Dispensing robots began rolling out to retail and ambulatory care pharmacies in the 1990s.
Dispensing robots began rolling out to retail and ambulatory care pharmacies in the 1990s. The idea was to automate dispensing to save time and reduce human-caused errors. Robots generally meet those goals; however, automation also introduces new opportunities for error.
The Upsides: Speed
Robots are faster than humans. Different robots offer different technologies and different fill rates, but a typical community pharmacy robot from SciptPro can fill up to 125 prescriptions per hour.
The Upsides: Safety
To the human eye, one white pill looks a lot like any other white pill and it is all too easy to count four pills or six pills, instead of five. Robots don’t mix up different formulations or make counting errors.
The Upsides: Security
Medications are locked inside the robot and access is limited to specific staff with positive identification. Thus, opportunities for diversion or human error are reduced.
The Upsides: Service
Robots typically reduce fill times and wait times, which can improve service levels and customer satisfaction. Reducing human time in dispensing also frees up pharmacists and technicians to spend more time with patients, provide additional non-RX services, and expand areas such as immunizations, health screening, and diagnostic testing.
The Downsides: GIGO
Robots are computers.

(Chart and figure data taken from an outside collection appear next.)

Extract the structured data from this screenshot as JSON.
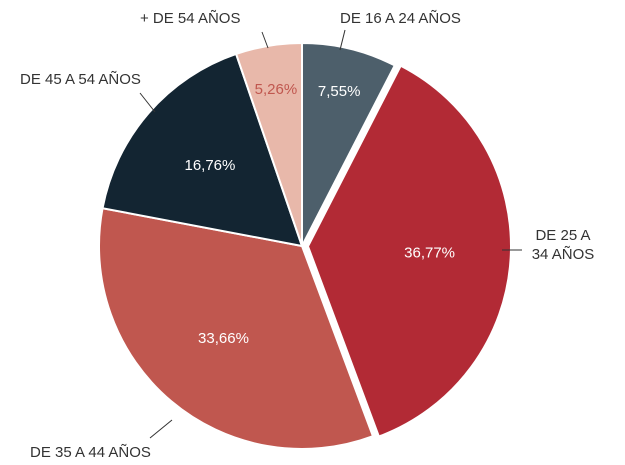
{
  "chart_data": {
    "type": "pie",
    "categories": [
      "DE 16 A 24 AÑOS",
      "DE 25 A 34 AÑOS",
      "DE 35 A 44 AÑOS",
      "DE 45 A 54 AÑOS",
      "+ DE 54 AÑOS"
    ],
    "values": [
      7.55,
      36.77,
      33.66,
      16.76,
      5.26
    ],
    "value_labels": [
      "7,55%",
      "36,77%",
      "33,66%",
      "16,76%",
      "5,26%"
    ],
    "colors": [
      "#4d5f6b",
      "#b22a35",
      "#c0574f",
      "#132532",
      "#e8b8aa"
    ]
  }
}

If a human inputs the wrong information, fills a cell with the wrong medication, or makes some other mistake, safety is compromised.
The Downsides: Variety
There is little standardization across automation systems, which can create confusion if the pharmacy switches vendors or brings in a staffer familiar with a different system.
The Downsides: Downtime
All mechanical devices can break down, including dispensing robots. It doesn’t happen often if units are maintained and serviced regularly, but the pharmacy needs a backup plan to work with if there is an equipment failure.
The Downsides: Glitches
Software failures happen with any computer-based technology. Updates should be tested locally before they are installed into the whole system.